Lisbeth Salander não é uma personagem feminina convencional. Diferente de tantas heroínas rasas da ficção, ela não é definida como frágil, devota a um amor ou sequer tem uma moral exemplar. Na realidade, é inadequada, contestadora, sensível à sua maneira e, em muitos sentidos, única. A beleza da criação do escritor Stieg Larsson está justamente na sua complexidade e, por isso, adaptar qualquer história envolvendo a hacker sueca já é por si só um desafio. Mas, para o diretor Fede Alvarez, a missão pode ter sido ainda mais arriscada. Propondo-se a narrar os eventos do primeiro romance da série sob o comando de um novo autor, em Millennium: A Garota na Teia de Aranha o cineasta se sujeitou não apenas ao escrutínio dos fãs dos livros, como também dos espectadores dos quatro longas anteriores com a personagem.
Embora o livro seja uma sequência direta da trilogia original, o filme tenta ser autossuficiente. Lisbeth é apresentada como uma hacker independente que, nas horas vagas, vinga mulheres vítimas de violência doméstica. Mikael Blomkvist, por sua vez, é um jornalista que espera conseguir se redimir com Lisbeth pelos seus erros. O caminho deles volta a se cruzar somente quando ela é contratada para uma tarefa inusitada: roubar da Agência Nacional de Segurança dos Estados Unidos um programa capaz de controlar arsenais bélicos do mundo inteiro. Quando os planos não correm conforme o esperado e o software para nas mãos de uma organização criminosa perigosa, ela se vê obrigada a pedir a ajuda de Mikael.
A intenção de fazer uma história sem lastro nas primeiras produções é inteligente, mas não bem-sucedida. Alvarez e os também roteiristas Jay Basu e Steven Knight pecaram em um dos pontos mais importantes de qualquer Millennium, a ligação entre Lisbeth e Mikael. A relação dos dois foi desenvolvida superficialmente, sem que fique claro por que hacker e jornalista se importam um com o outro. Há sim o indício de uma atração física e a menção da reportagem que ele escreveu sobre ela, mas não é suficiente para que se entenda qual é a bagagem deles.
É verdade que o trio de roteiristas reproduz o emaranhado de narrativas que eventualmente se encontram, como Larsson bem fez nos primeiros livros.
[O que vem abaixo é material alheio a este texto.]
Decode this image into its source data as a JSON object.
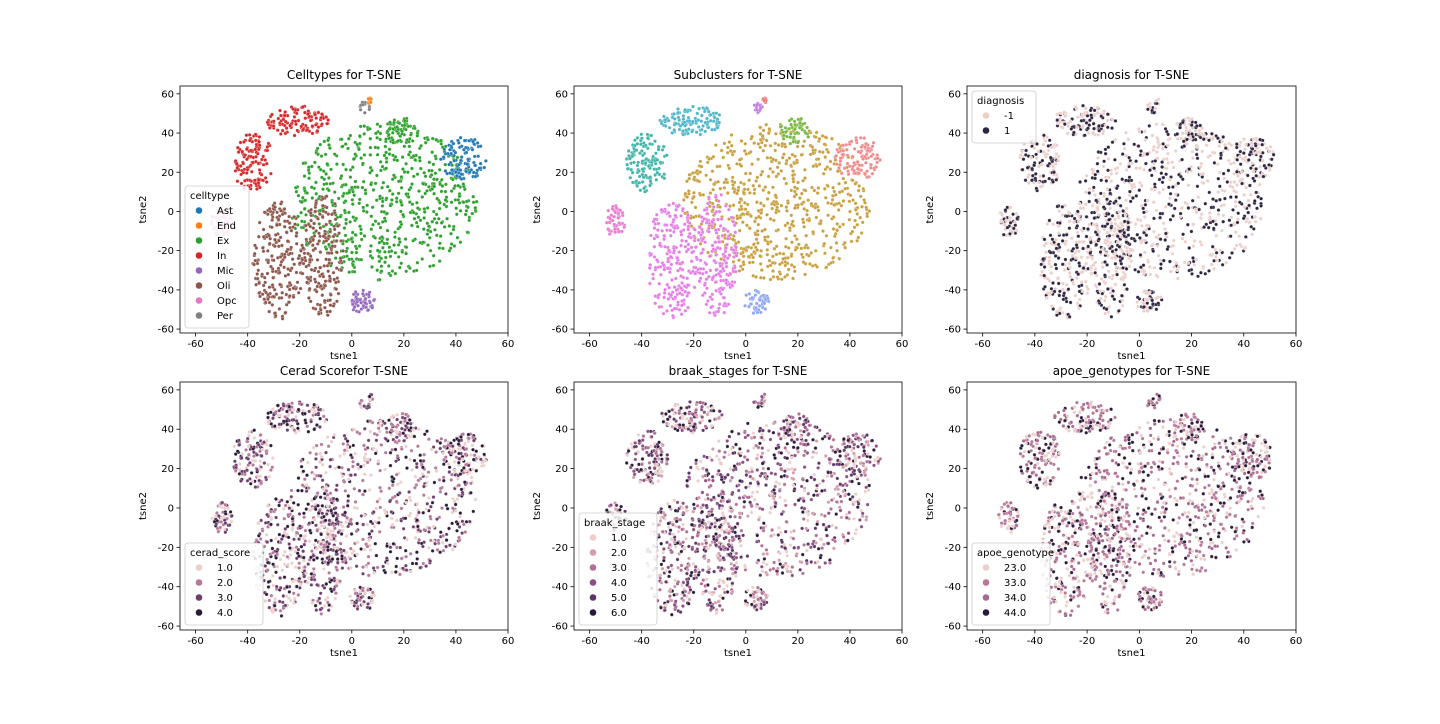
{
  "chart_data": [
    {
      "type": "scatter",
      "title": "Celltypes for T-SNE",
      "xlabel": "tsne1",
      "ylabel": "tsne2",
      "xlim": [
        -66,
        60
      ],
      "ylim": [
        -62,
        64
      ],
      "xticks": [
        -60,
        -40,
        -20,
        0,
        20,
        40,
        60
      ],
      "yticks": [
        -60,
        -40,
        -20,
        0,
        20,
        40,
        60
      ],
      "legend": {
        "title": "celltype",
        "placement": "lower-left",
        "entries": [
          {
            "label": "Ast",
            "color": "#1f77b4"
          },
          {
            "label": "End",
            "color": "#ff7f0e"
          },
          {
            "label": "Ex",
            "color": "#2ca02c"
          },
          {
            "label": "In",
            "color": "#d62728"
          },
          {
            "label": "Mic",
            "color": "#9467bd"
          },
          {
            "label": "Oli",
            "color": "#8c564b"
          },
          {
            "label": "Opc",
            "color": "#e377c2"
          },
          {
            "label": "Per",
            "color": "#7f7f7f"
          }
        ]
      },
      "clusters": [
        {
          "label": "Ex",
          "cx": 12,
          "cy": 5,
          "rx": 36,
          "ry": 40,
          "n": 650
        },
        {
          "label": "Oli",
          "cx": -28,
          "cy": -25,
          "rx": 10,
          "ry": 30,
          "n": 220
        },
        {
          "label": "Oli",
          "cx": -11,
          "cy": -22,
          "rx": 8,
          "ry": 32,
          "n": 190
        },
        {
          "label": "In",
          "cx": -21,
          "cy": 46,
          "rx": 12,
          "ry": 8,
          "n": 110
        },
        {
          "label": "In",
          "cx": -38,
          "cy": 25,
          "rx": 8,
          "ry": 15,
          "n": 120
        },
        {
          "label": "Ast",
          "cx": 43,
          "cy": 27,
          "rx": 9,
          "ry": 11,
          "n": 100
        },
        {
          "label": "Ex",
          "cx": 19,
          "cy": 41,
          "rx": 6,
          "ry": 7,
          "n": 50
        },
        {
          "label": "Mic",
          "cx": 4,
          "cy": -46,
          "rx": 5,
          "ry": 6,
          "n": 50
        },
        {
          "label": "Opc",
          "cx": -50,
          "cy": -5,
          "rx": 4,
          "ry": 8,
          "n": 50
        },
        {
          "label": "Per",
          "cx": 5,
          "cy": 53,
          "rx": 2,
          "ry": 3,
          "n": 14
        },
        {
          "label": "End",
          "cx": 7,
          "cy": 56,
          "rx": 1,
          "ry": 2,
          "n": 8
        }
      ]
    },
    {
      "type": "scatter",
      "title": "Subclusters for T-SNE",
      "xlabel": "tsne1",
      "ylabel": "tsne2",
      "xlim": [
        -66,
        60
      ],
      "ylim": [
        -62,
        64
      ],
      "xticks": [
        -60,
        -40,
        -20,
        0,
        20,
        40,
        60
      ],
      "yticks": [
        -60,
        -40,
        -20,
        0,
        20,
        40,
        60
      ],
      "legend": null,
      "clusters": [
        {
          "color": "#c8a040",
          "cx": 12,
          "cy": 5,
          "rx": 36,
          "ry": 40,
          "n": 650
        },
        {
          "color": "#e57de6",
          "cx": -28,
          "cy": -25,
          "rx": 10,
          "ry": 30,
          "n": 220
        },
        {
          "color": "#e57de6",
          "cx": -11,
          "cy": -22,
          "rx": 8,
          "ry": 32,
          "n": 190
        },
        {
          "color": "#4fb5c8",
          "cx": -21,
          "cy": 46,
          "rx": 12,
          "ry": 8,
          "n": 110
        },
        {
          "color": "#3fb5a8",
          "cx": -38,
          "cy": 25,
          "rx": 8,
          "ry": 15,
          "n": 120
        },
        {
          "color": "#f08a8a",
          "cx": 43,
          "cy": 27,
          "rx": 9,
          "ry": 11,
          "n": 100
        },
        {
          "color": "#77b840",
          "cx": 19,
          "cy": 41,
          "rx": 6,
          "ry": 7,
          "n": 50
        },
        {
          "color": "#8ea8f0",
          "cx": 4,
          "cy": -46,
          "rx": 5,
          "ry": 6,
          "n": 50
        },
        {
          "color": "#e87ad0",
          "cx": -50,
          "cy": -5,
          "rx": 4,
          "ry": 8,
          "n": 50
        },
        {
          "color": "#c07ae0",
          "cx": 5,
          "cy": 53,
          "rx": 2,
          "ry": 3,
          "n": 14
        },
        {
          "color": "#f57070",
          "cx": 7,
          "cy": 56,
          "rx": 1,
          "ry": 2,
          "n": 8
        }
      ]
    },
    {
      "type": "scatter",
      "title": "diagnosis for T-SNE",
      "xlabel": "tsne1",
      "ylabel": "tsne2",
      "xlim": [
        -66,
        60
      ],
      "ylim": [
        -62,
        64
      ],
      "xticks": [
        -60,
        -40,
        -20,
        0,
        20,
        40,
        60
      ],
      "yticks": [
        -60,
        -40,
        -20,
        0,
        20,
        40,
        60
      ],
      "legend": {
        "title": "diagnosis",
        "placement": "upper-left",
        "entries": [
          {
            "label": "-1",
            "color": "#eccfcb"
          },
          {
            "label": "1",
            "color": "#2e2540"
          }
        ]
      },
      "clusters": [
        {
          "cx": 12,
          "cy": 5,
          "rx": 36,
          "ry": 40,
          "n": 650
        },
        {
          "cx": -28,
          "cy": -25,
          "rx": 10,
          "ry": 30,
          "n": 220
        },
        {
          "cx": -11,
          "cy": -22,
          "rx": 8,
          "ry": 32,
          "n": 190
        },
        {
          "cx": -21,
          "cy": 46,
          "rx": 12,
          "ry": 8,
          "n": 110
        },
        {
          "cx": -38,
          "cy": 25,
          "rx": 8,
          "ry": 15,
          "n": 120
        },
        {
          "cx": 43,
          "cy": 27,
          "rx": 9,
          "ry": 11,
          "n": 100
        },
        {
          "cx": 19,
          "cy": 41,
          "rx": 6,
          "ry": 7,
          "n": 50
        },
        {
          "cx": 4,
          "cy": -46,
          "rx": 5,
          "ry": 6,
          "n": 50
        },
        {
          "cx": -50,
          "cy": -5,
          "rx": 4,
          "ry": 8,
          "n": 50
        },
        {
          "cx": 5,
          "cy": 53,
          "rx": 2,
          "ry": 3,
          "n": 14
        },
        {
          "cx": 7,
          "cy": 56,
          "rx": 1,
          "ry": 2,
          "n": 8
        }
      ]
    },
    {
      "type": "scatter",
      "title": "Cerad Scorefor T-SNE",
      "xlabel": "tsne1",
      "ylabel": "tsne2",
      "xlim": [
        -66,
        60
      ],
      "ylim": [
        -62,
        64
      ],
      "xticks": [
        -60,
        -40,
        -20,
        0,
        20,
        40,
        60
      ],
      "yticks": [
        -60,
        -40,
        -20,
        0,
        20,
        40,
        60
      ],
      "legend": {
        "title": "cerad_score",
        "placement": "lower-left",
        "entries": [
          {
            "label": "1.0",
            "color": "#eccfcb"
          },
          {
            "label": "2.0",
            "color": "#b77899"
          },
          {
            "label": "3.0",
            "color": "#6e3f6e"
          },
          {
            "label": "4.0",
            "color": "#2a1c38"
          }
        ]
      },
      "clusters": [
        {
          "cx": 12,
          "cy": 5,
          "rx": 36,
          "ry": 40,
          "n": 650
        },
        {
          "cx": -28,
          "cy": -25,
          "rx": 10,
          "ry": 30,
          "n": 220
        },
        {
          "cx": -11,
          "cy": -22,
          "rx": 8,
          "ry": 32,
          "n": 190
        },
        {
          "cx": -21,
          "cy": 46,
          "rx": 12,
          "ry": 8,
          "n": 110
        },
        {
          "cx": -38,
          "cy": 25,
          "rx": 8,
          "ry": 15,
          "n": 120
        },
        {
          "cx": 43,
          "cy": 27,
          "rx": 9,
          "ry": 11,
          "n": 100
        },
        {
          "cx": 19,
          "cy": 41,
          "rx": 6,
          "ry": 7,
          "n": 50
        },
        {
          "cx": 4,
          "cy": -46,
          "rx": 5,
          "ry": 6,
          "n": 50
        },
        {
          "cx": -50,
          "cy": -5,
          "rx": 4,
          "ry": 8,
          "n": 50
        },
        {
          "cx": 5,
          "cy": 53,
          "rx": 2,
          "ry": 3,
          "n": 14
        },
        {
          "cx": 7,
          "cy": 56,
          "rx": 1,
          "ry": 2,
          "n": 8
        }
      ]
    },
    {
      "type": "scatter",
      "title": "braak_stages for T-SNE",
      "xlabel": "tsne1",
      "ylabel": "tsne2",
      "xlim": [
        -66,
        60
      ],
      "ylim": [
        -62,
        64
      ],
      "xticks": [
        -60,
        -40,
        -20,
        0,
        20,
        40,
        60
      ],
      "yticks": [
        -60,
        -40,
        -20,
        0,
        20,
        40,
        60
      ],
      "legend": {
        "title": "braak_stage",
        "placement": "lower-left",
        "entries": [
          {
            "label": "1.0",
            "color": "#eccfcb"
          },
          {
            "label": "2.0",
            "color": "#d19fac"
          },
          {
            "label": "3.0",
            "color": "#b17095"
          },
          {
            "label": "4.0",
            "color": "#8b4f82"
          },
          {
            "label": "5.0",
            "color": "#5e3566"
          },
          {
            "label": "6.0",
            "color": "#2a1c38"
          }
        ]
      },
      "clusters": [
        {
          "cx": 12,
          "cy": 5,
          "rx": 36,
          "ry": 40,
          "n": 650
        },
        {
          "cx": -28,
          "cy": -25,
          "rx": 10,
          "ry": 30,
          "n": 220
        },
        {
          "cx": -11,
          "cy": -22,
          "rx": 8,
          "ry": 32,
          "n": 190
        },
        {
          "cx": -21,
          "cy": 46,
          "rx": 12,
          "ry": 8,
          "n": 110
        },
        {
          "cx": -38,
          "cy": 25,
          "rx": 8,
          "ry": 15,
          "n": 120
        },
        {
          "cx": 43,
          "cy": 27,
          "rx": 9,
          "ry": 11,
          "n": 100
        },
        {
          "cx": 19,
          "cy": 41,
          "rx": 6,
          "ry": 7,
          "n": 50
        },
        {
          "cx": 4,
          "cy": -46,
          "rx": 5,
          "ry": 6,
          "n": 50
        },
        {
          "cx": -50,
          "cy": -5,
          "rx": 4,
          "ry": 8,
          "n": 50
        },
        {
          "cx": 5,
          "cy": 53,
          "rx": 2,
          "ry": 3,
          "n": 14
        },
        {
          "cx": 7,
          "cy": 56,
          "rx": 1,
          "ry": 2,
          "n": 8
        }
      ]
    },
    {
      "type": "scatter",
      "title": "apoe_genotypes for T-SNE",
      "xlabel": "tsne1",
      "ylabel": "tsne2",
      "xlim": [
        -66,
        60
      ],
      "ylim": [
        -62,
        64
      ],
      "xticks": [
        -60,
        -40,
        -20,
        0,
        20,
        40,
        60
      ],
      "yticks": [
        -60,
        -40,
        -20,
        0,
        20,
        40,
        60
      ],
      "legend": {
        "title": "apoe_genotype",
        "placement": "lower-left",
        "entries": [
          {
            "label": "23.0",
            "color": "#eccfcb"
          },
          {
            "label": "33.0",
            "color": "#b77899"
          },
          {
            "label": "34.0",
            "color": "#a7698f"
          },
          {
            "label": "44.0",
            "color": "#2a1c38"
          }
        ]
      },
      "clusters": [
        {
          "cx": 12,
          "cy": 5,
          "rx": 36,
          "ry": 40,
          "n": 650
        },
        {
          "cx": -28,
          "cy": -25,
          "rx": 10,
          "ry": 30,
          "n": 220
        },
        {
          "cx": -11,
          "cy": -22,
          "rx": 8,
          "ry": 32,
          "n": 190
        },
        {
          "cx": -21,
          "cy": 46,
          "rx": 12,
          "ry": 8,
          "n": 110
        },
        {
          "cx": -38,
          "cy": 25,
          "rx": 8,
          "ry": 15,
          "n": 120
        },
        {
          "cx": 43,
          "cy": 27,
          "rx": 9,
          "ry": 11,
          "n": 100
        },
        {
          "cx": 19,
          "cy": 41,
          "rx": 6,
          "ry": 7,
          "n": 50
        },
        {
          "cx": 4,
          "cy": -46,
          "rx": 5,
          "ry": 6,
          "n": 50
        },
        {
          "cx": -50,
          "cy": -5,
          "rx": 4,
          "ry": 8,
          "n": 50
        },
        {
          "cx": 5,
          "cy": 53,
          "rx": 2,
          "ry": 3,
          "n": 14
        },
        {
          "cx": 7,
          "cy": 56,
          "rx": 1,
          "ry": 2,
          "n": 8
        }
      ]
    }
  ]
}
No entanto, não se tem a sensação de urgência conforme o longa avança. Começo, meio e fim de A Garota na Teia de Aranha tem o mesmo nível de tensão, sem que nunca se chegue a um clímax. A revelação da vilã e todo o terceiro ato, que deveriam ser os momentos mais emblemáticos do filme, ficam na memória apenas pela bela fotografia de Pedro Luque.
De todo o elenco, talvez Claire Foy seja a que sai mais prejudicada. A atriz entrega uma boa performance como Lisbeth, mas, em última instância, não muda a sensação de que se está diante de um doppelgänger. O filme parece, mas não é um Millennium.
A Garota na Teia de Aranha não é de todo ruim. É simplesmente morno. Não há nada que o torne minimamente memorável, seja na trama, na direção ou nas atuações. Se o objetivo era criar sua própria trilogia, Fede Alvarez terá alguns ajustes a fazer. Hoje, não empolga nem os fãs da franquia, nem aqueles que mal conheciam sua protagonista.